A new report from the Clayton Christensen Institute offers unique insights and recommendations for education as schools strive to move toward student-centered learning practices.
In the report, author Thomas Arnett highlights findings from survey data and discussed trends in instructional practices that could help redirect education and reshape its future.
Taking conventional classrooms online
This first survey reveals that many remote and hybrid instructional models are replicating the traditional classroom experience, only now, that classroom is online.
Almost half of teachers surveyed said they teach via live synchronous instruction for the equivalent of a regular school day. What’s more, the materials teachers use to teach online are typically intended for synchronous instruction–just 22 percent of teachers use commercial materials specifically designed for remote instruction.
The technologies teachers use follow this same pattern–the most-used technologies are those used to bring traditional classes to the cloud, such as LMSs and video streaming. Tools that support student-centered practices like mastery-based learning and individualized pathways are much less common.
Eighty-nine percent of teachers use tech to manage online assignments, 84 percent use it to provide live instruction over video, 72 percent use it for online polling or quizzes, and 56 percent use tech to create online lessons.
Insight: “Teachers’ tendency to replicate conventional practices online seems like a missed opportunity given the promising range of student-centered strategies that online learning can enable–such as mastery-based learning and individualized learning pathways,” according to the report.
But this move to stick with traditional instruction does make more sense considering the situation teachers face: they had mere days to move instructional practices online, which did not lend itself to implementing innovative practices.
“It’s going to take more than a massive shift to remote, online instruction for student-centered practices to become widespread. Online learning can
facilitate student-centered learning, but online learning is not inherently student-centered,” Arnett notes.

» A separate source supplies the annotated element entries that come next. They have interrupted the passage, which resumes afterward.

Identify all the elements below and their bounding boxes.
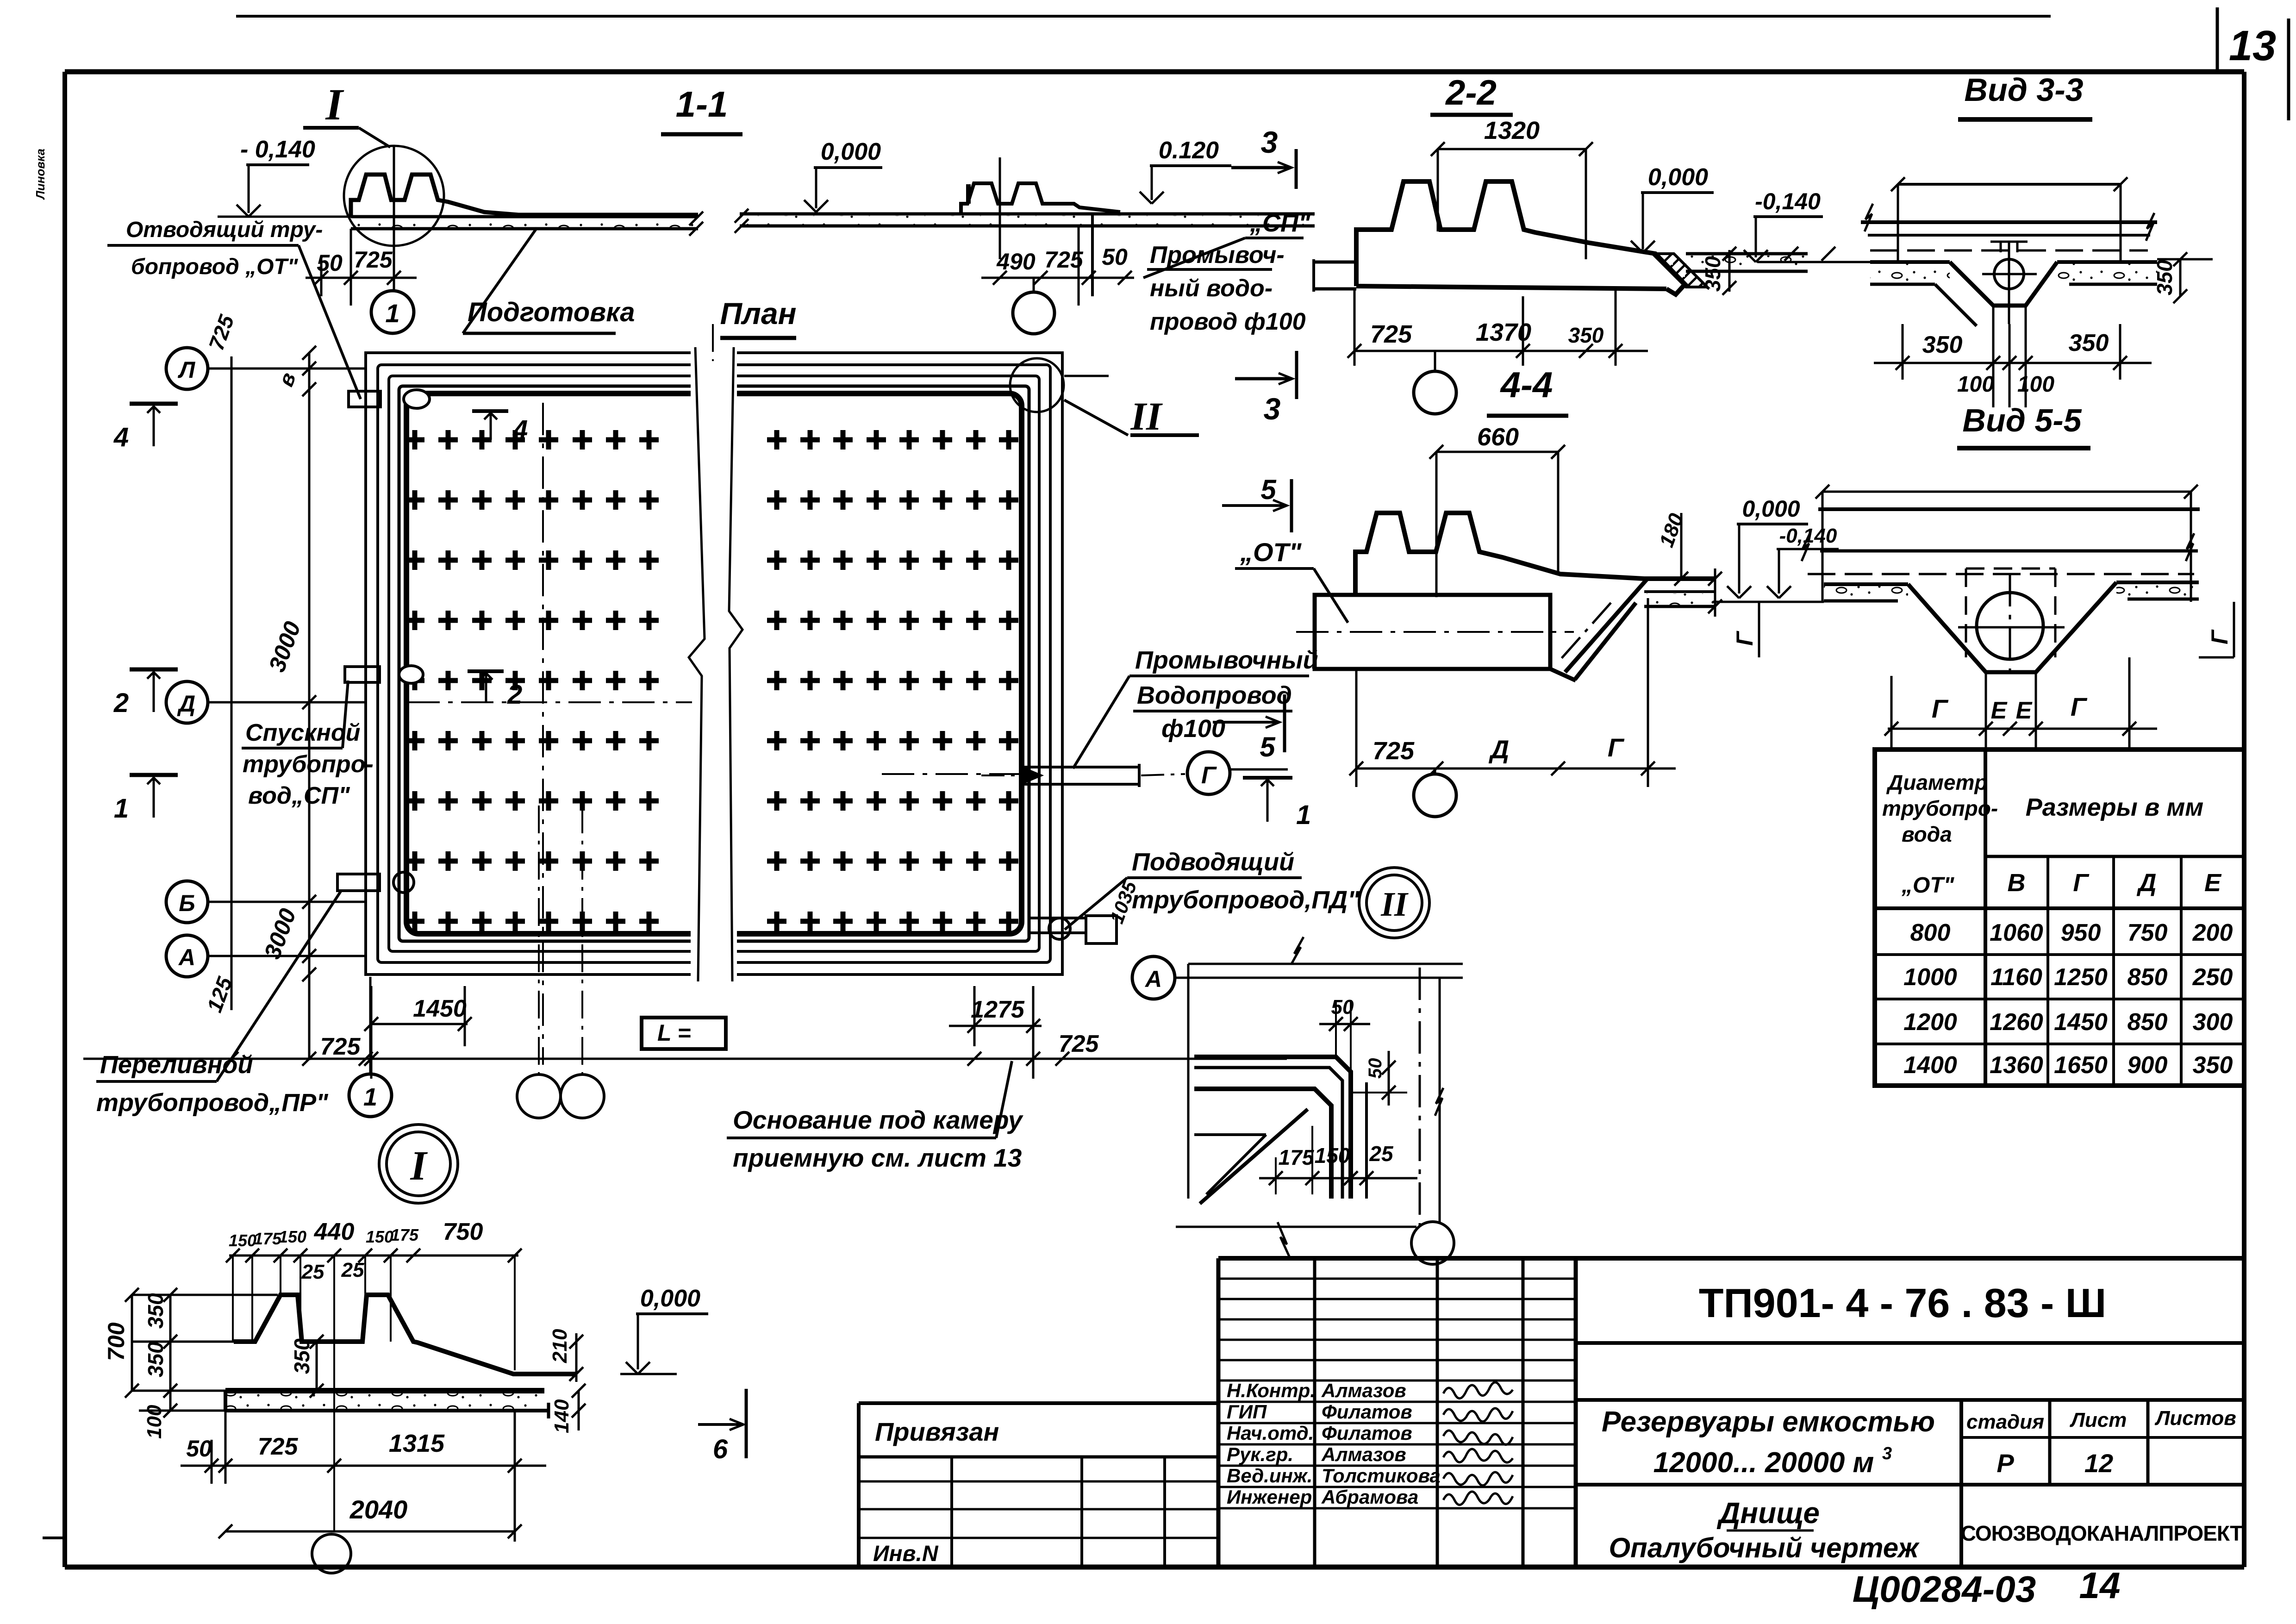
svg-text:Филатов: Филатов xyxy=(1322,1422,1412,1444)
svg-text:Е: Е xyxy=(2016,697,2033,724)
svg-text:150: 150 xyxy=(1315,1143,1350,1168)
svg-text:вода: вода xyxy=(1902,822,1952,846)
svg-text:А: А xyxy=(1144,966,1162,992)
svg-text:150: 150 xyxy=(366,1227,393,1246)
svg-text:750: 750 xyxy=(443,1218,483,1245)
svg-text:II: II xyxy=(1380,886,1409,924)
svg-text:140: 140 xyxy=(550,1399,573,1433)
svg-text:1: 1 xyxy=(385,299,399,328)
svg-text:СОЮЗВОДОКАНАЛПРОЕКТ: СОЮЗВОДОКАНАЛПРОЕКТ xyxy=(1961,1521,2243,1545)
svg-text:Промывоч-: Промывоч- xyxy=(1150,242,1285,269)
svg-text:25: 25 xyxy=(301,1261,324,1283)
svg-text:950: 950 xyxy=(2061,919,2101,946)
svg-text:приемную см. лист 13: приемную см. лист 13 xyxy=(733,1143,1022,1172)
svg-text:100: 100 xyxy=(1957,372,1994,397)
svg-text:25: 25 xyxy=(1369,1142,1394,1166)
svg-text:0,000: 0,000 xyxy=(1648,164,1708,191)
svg-text:2: 2 xyxy=(507,680,522,710)
svg-text:Филатов: Филатов xyxy=(1322,1401,1412,1423)
svg-text:Инв.N: Инв.N xyxy=(873,1542,939,1566)
svg-text:Г: Г xyxy=(2073,869,2090,897)
svg-text:725: 725 xyxy=(354,247,393,273)
svg-text:Водопровод: Водопровод xyxy=(1137,681,1292,709)
svg-text:50: 50 xyxy=(186,1436,212,1462)
svg-text:стадия: стадия xyxy=(1966,1411,2044,1433)
svg-text:50: 50 xyxy=(1365,1058,1385,1079)
svg-text:Промывочный: Промывочный xyxy=(1135,646,1318,674)
svg-text:L =: L = xyxy=(657,1020,691,1046)
svg-text:350: 350 xyxy=(2069,330,2109,356)
svg-text:350: 350 xyxy=(144,1293,168,1329)
svg-text:800: 800 xyxy=(1910,919,1951,946)
svg-text:1275: 1275 xyxy=(971,996,1025,1023)
svg-text:Е: Е xyxy=(1991,697,2008,724)
svg-text:900: 900 xyxy=(2128,1052,2168,1079)
svg-text:1060: 1060 xyxy=(1990,919,2043,946)
svg-text:350: 350 xyxy=(1568,323,1604,347)
svg-text:4: 4 xyxy=(113,422,129,452)
svg-text:Ц00284-03: Ц00284-03 xyxy=(1853,1568,2036,1610)
svg-text:Основание под камеру: Основание под камеру xyxy=(733,1106,1023,1134)
svg-text:Толстикова: Толстикова xyxy=(1322,1465,1441,1487)
svg-text:100: 100 xyxy=(2017,372,2054,397)
svg-text:50: 50 xyxy=(1102,244,1128,270)
svg-text:вод„СП": вод„СП" xyxy=(248,782,350,809)
svg-text:Г: Г xyxy=(1732,631,1758,646)
svg-text:0,000: 0,000 xyxy=(1742,496,1800,522)
svg-text:Опалубочный чертеж: Опалубочный чертеж xyxy=(1609,1532,1920,1563)
svg-text:Д: Д xyxy=(2137,869,2157,897)
svg-text:ГИП: ГИП xyxy=(1227,1401,1267,1423)
svg-text:Г: Г xyxy=(2207,629,2233,644)
svg-text:II: II xyxy=(1130,394,1163,438)
svg-text:3: 3 xyxy=(1264,392,1281,426)
svg-text:Лист: Лист xyxy=(2070,1409,2127,1431)
svg-text:4: 4 xyxy=(512,415,528,445)
svg-text:725: 725 xyxy=(1059,1031,1099,1057)
svg-text:175: 175 xyxy=(391,1225,419,1244)
svg-text:План: План xyxy=(720,296,796,331)
svg-text:Абрамова: Абрамова xyxy=(1321,1486,1418,1508)
svg-text:6: 6 xyxy=(713,1434,728,1464)
svg-text:Привязан: Привязан xyxy=(875,1417,999,1446)
svg-text:Г: Г xyxy=(2071,692,2088,721)
svg-text:Переливной: Переливной xyxy=(100,1051,253,1079)
svg-text:Инженер: Инженер xyxy=(1227,1486,1312,1508)
svg-text:1315: 1315 xyxy=(389,1430,445,1457)
svg-text:490: 490 xyxy=(996,249,1036,275)
svg-text:-0,140: -0,140 xyxy=(1779,525,1837,547)
svg-text:350: 350 xyxy=(290,1338,314,1374)
svg-text:0.120: 0.120 xyxy=(1159,137,1219,164)
svg-text:Диаметр: Диаметр xyxy=(1886,770,1988,794)
svg-text:300: 300 xyxy=(2193,1009,2233,1036)
svg-text:4-4: 4-4 xyxy=(1500,364,1553,405)
svg-text:трубопро-: трубопро- xyxy=(243,751,374,778)
svg-text:2: 2 xyxy=(113,688,129,718)
svg-text:Размеры в мм: Размеры в мм xyxy=(2026,793,2204,821)
svg-text:I: I xyxy=(325,80,344,129)
svg-text:провод ф100: провод ф100 xyxy=(1150,308,1306,335)
svg-text:Вид 5-5: Вид 5-5 xyxy=(1962,402,2082,438)
svg-text:1450: 1450 xyxy=(2054,1009,2108,1036)
svg-text:Н.Контр.: Н.Контр. xyxy=(1227,1380,1316,1401)
svg-text:12000... 20000 м: 12000... 20000 м xyxy=(1653,1447,1874,1479)
svg-text:2040: 2040 xyxy=(349,1495,408,1524)
svg-text:200: 200 xyxy=(2192,919,2233,946)
svg-text:12: 12 xyxy=(2084,1449,2113,1478)
svg-text:1400: 1400 xyxy=(1903,1052,1957,1079)
svg-text:В: В xyxy=(2008,869,2026,897)
svg-text:Рук.гр.: Рук.гр. xyxy=(1227,1443,1293,1465)
svg-text:Л: Л xyxy=(178,357,196,383)
svg-text:„ОТ": „ОТ" xyxy=(1240,537,1302,567)
svg-text:350: 350 xyxy=(1922,331,1963,358)
svg-text:ТП901- 4 - 76 . 83 - Ш: ТП901- 4 - 76 . 83 - Ш xyxy=(1699,1280,2106,1326)
svg-text:210: 210 xyxy=(549,1329,571,1363)
svg-text:725: 725 xyxy=(1370,320,1412,348)
svg-text:1: 1 xyxy=(114,793,129,824)
svg-text:Алмазов: Алмазов xyxy=(1321,1443,1406,1465)
svg-text:350: 350 xyxy=(2193,1052,2233,1079)
svg-text:5: 5 xyxy=(1260,731,1276,762)
svg-text:Вед.инж.: Вед.инж. xyxy=(1227,1465,1312,1487)
svg-text:ный водо-: ный водо- xyxy=(1150,275,1273,302)
svg-text:750: 750 xyxy=(2128,919,2168,946)
svg-text:175: 175 xyxy=(254,1229,282,1248)
svg-text:2-2: 2-2 xyxy=(1445,73,1497,112)
svg-text:Листов: Листов xyxy=(2154,1407,2236,1430)
svg-text:Отводящий тру-: Отводящий тру- xyxy=(126,218,323,242)
svg-text:850: 850 xyxy=(2128,964,2168,991)
svg-text:700: 700 xyxy=(103,1322,129,1361)
svg-text:Е: Е xyxy=(2204,869,2222,897)
svg-text:1200: 1200 xyxy=(1903,1009,1957,1036)
svg-text:25: 25 xyxy=(341,1259,364,1281)
svg-text:1: 1 xyxy=(363,1083,377,1111)
svg-text:1-1: 1-1 xyxy=(676,84,728,125)
svg-text:3: 3 xyxy=(1261,125,1278,159)
svg-text:трубопровод„ПР": трубопровод„ПР" xyxy=(96,1089,329,1117)
svg-text:725: 725 xyxy=(320,1033,361,1060)
svg-text:Д: Д xyxy=(1489,735,1509,764)
svg-text:1000: 1000 xyxy=(1903,964,1957,991)
svg-text:Р: Р xyxy=(1997,1449,2014,1478)
svg-text:трубопро-: трубопро- xyxy=(1882,796,1998,820)
svg-text:1320: 1320 xyxy=(1484,117,1540,144)
svg-text:Нач.отд.: Нач.отд. xyxy=(1227,1422,1314,1444)
svg-text:„ОТ": „ОТ" xyxy=(1901,873,1955,898)
svg-text:13: 13 xyxy=(2229,22,2276,69)
svg-text:Г: Г xyxy=(1201,762,1217,789)
svg-text:440: 440 xyxy=(314,1218,355,1245)
svg-text:1250: 1250 xyxy=(2054,964,2108,991)
svg-text:725: 725 xyxy=(258,1433,299,1460)
svg-text:Г: Г xyxy=(1932,694,1949,723)
svg-text:1: 1 xyxy=(1296,800,1311,830)
svg-text:Днище: Днище xyxy=(1716,1496,1820,1530)
svg-text:850: 850 xyxy=(2128,1009,2168,1036)
svg-text:250: 250 xyxy=(2192,964,2233,991)
svg-text:„СП": „СП" xyxy=(1249,209,1311,237)
svg-text:-0,140: -0,140 xyxy=(1755,188,1821,214)
svg-text:1650: 1650 xyxy=(2054,1052,2108,1079)
svg-text:14: 14 xyxy=(2079,1565,2121,1606)
svg-text:Подводящий: Подводящий xyxy=(1132,848,1294,876)
svg-text:0,000: 0,000 xyxy=(821,138,881,165)
svg-text:Алмазов: Алмазов xyxy=(1321,1380,1406,1401)
svg-text:660: 660 xyxy=(1477,423,1519,451)
svg-text:1450: 1450 xyxy=(413,995,467,1022)
svg-text:Резервуары емкостью: Резервуары емкостью xyxy=(1602,1406,1935,1438)
svg-text:175: 175 xyxy=(1279,1145,1315,1169)
svg-text:А: А xyxy=(178,944,195,970)
svg-text:ф100: ф100 xyxy=(1161,715,1225,743)
svg-text:Д: Д xyxy=(177,691,195,717)
svg-text:0,000: 0,000 xyxy=(640,1285,700,1312)
svg-text:Г: Г xyxy=(1608,733,1625,762)
svg-text:1160: 1160 xyxy=(1990,964,2042,991)
svg-text:I: I xyxy=(410,1143,428,1189)
svg-text:350: 350 xyxy=(1701,256,1725,292)
svg-text:Подготовка: Подготовка xyxy=(468,297,635,327)
svg-text:бопровод „ОТ": бопровод „ОТ" xyxy=(131,255,299,279)
svg-text:трубопровод,ПД": трубопровод,ПД" xyxy=(1132,886,1360,914)
svg-text:Б: Б xyxy=(179,890,195,916)
svg-text:1360: 1360 xyxy=(1990,1052,2043,1079)
svg-text:- 0,140: - 0,140 xyxy=(240,136,315,163)
svg-text:3: 3 xyxy=(1882,1444,1892,1463)
svg-text:150: 150 xyxy=(229,1231,256,1250)
svg-text:Вид 3-3: Вид 3-3 xyxy=(1964,72,2083,108)
svg-text:Линовка: Линовка xyxy=(33,149,47,200)
svg-text:150: 150 xyxy=(279,1227,306,1246)
svg-text:725: 725 xyxy=(1373,737,1415,765)
svg-text:1260: 1260 xyxy=(1990,1009,2043,1036)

Recommendations: There are two main pathways to help teachers adopt more student-centered learning practices during COVID. One is to help them take “incremental steps” toward it, and another identifies and supports the teachers who have realized conventional practices aren’t working.
Low teacher confidence and lack of high-quality materials
Although teachers in hybrid classrooms are “back in the classroom” and teaching, at least in part, the way they’ve always taught, their confidence isn’t that much higher than teachers who are entirely online.
This lack of self-confidence is likely due to the myriad challenges accompanying a shift to online and hybrid instruction. While 83 percent of surveyed teachers say they teach in hybrid or remote situations that require “extensive use of online learning,” just 16 percent say they used online learning “a lot” before COVID.
Insight: Eighty-five percent of surveyed teachers say they spend more time preparing and planning now than they did last year–but this increased prep time means teachers have less time to connect with students, improve their own remote teaching practices, and focus on student-centered learning.
Recommendations: Teachers need materials that are designed for use in remote learning environments, and schools and districts should make it a priority to adopt new curriculum and platforms well-suited for online teaching.
Promising signs of student-centered learning
Many educators are replicating in-person classroom instruction online, but some districts are making a shift to more student-centered learning online. One-third of surveyed teachers say their schools use online learning platforms that offer adaptive practice activities, and one-fifth say their districts arrange opportunities for students to interact virtually with mentors.
One-third of teachers use technologies that support student-centered learning practices. These practices include creating individualized learning progressions, facilitating project-based learning, and enabling mastery-based learning.
Effective professional development is critical to this type of instructional approach.
Insight: It’s encouraging that some districts are using student-centered learning practices in the middle of a pandemic, no matter if those districts were already using such strategies or if the shift to online learning forced some districts to change the way they teach.
Recommendations: Educators and policymakers should look for ways to encourage student-centered practices now that schools are operating during the pandemic. Professional development will help ensure that educators can put this access to resources supporting these practices to good use.
New tools and virtual schools
Student-centered learning practices appear in only a few school systems, but the survey shows that’s about to change. Teachers say they’ve discovered new resources or practices they’d like to continue after the pandemic, and many of those resources and practices are well-suited for student-centered learning. More districts have increased their virtual learning options, too.
Insight: Most resources and practices teachers adopt right now for remote instruction are not inherently student-centered. But increased use of these resources and practices opens a pathway to more student-centered practices in the future.
Recommendations: Districts should consider setting up full-time virtual options for students–this can help meet the needs of families who want more flexibility or who aren’t quite comfortable returning in person. And in the long run, these schools can spur innovation within the district.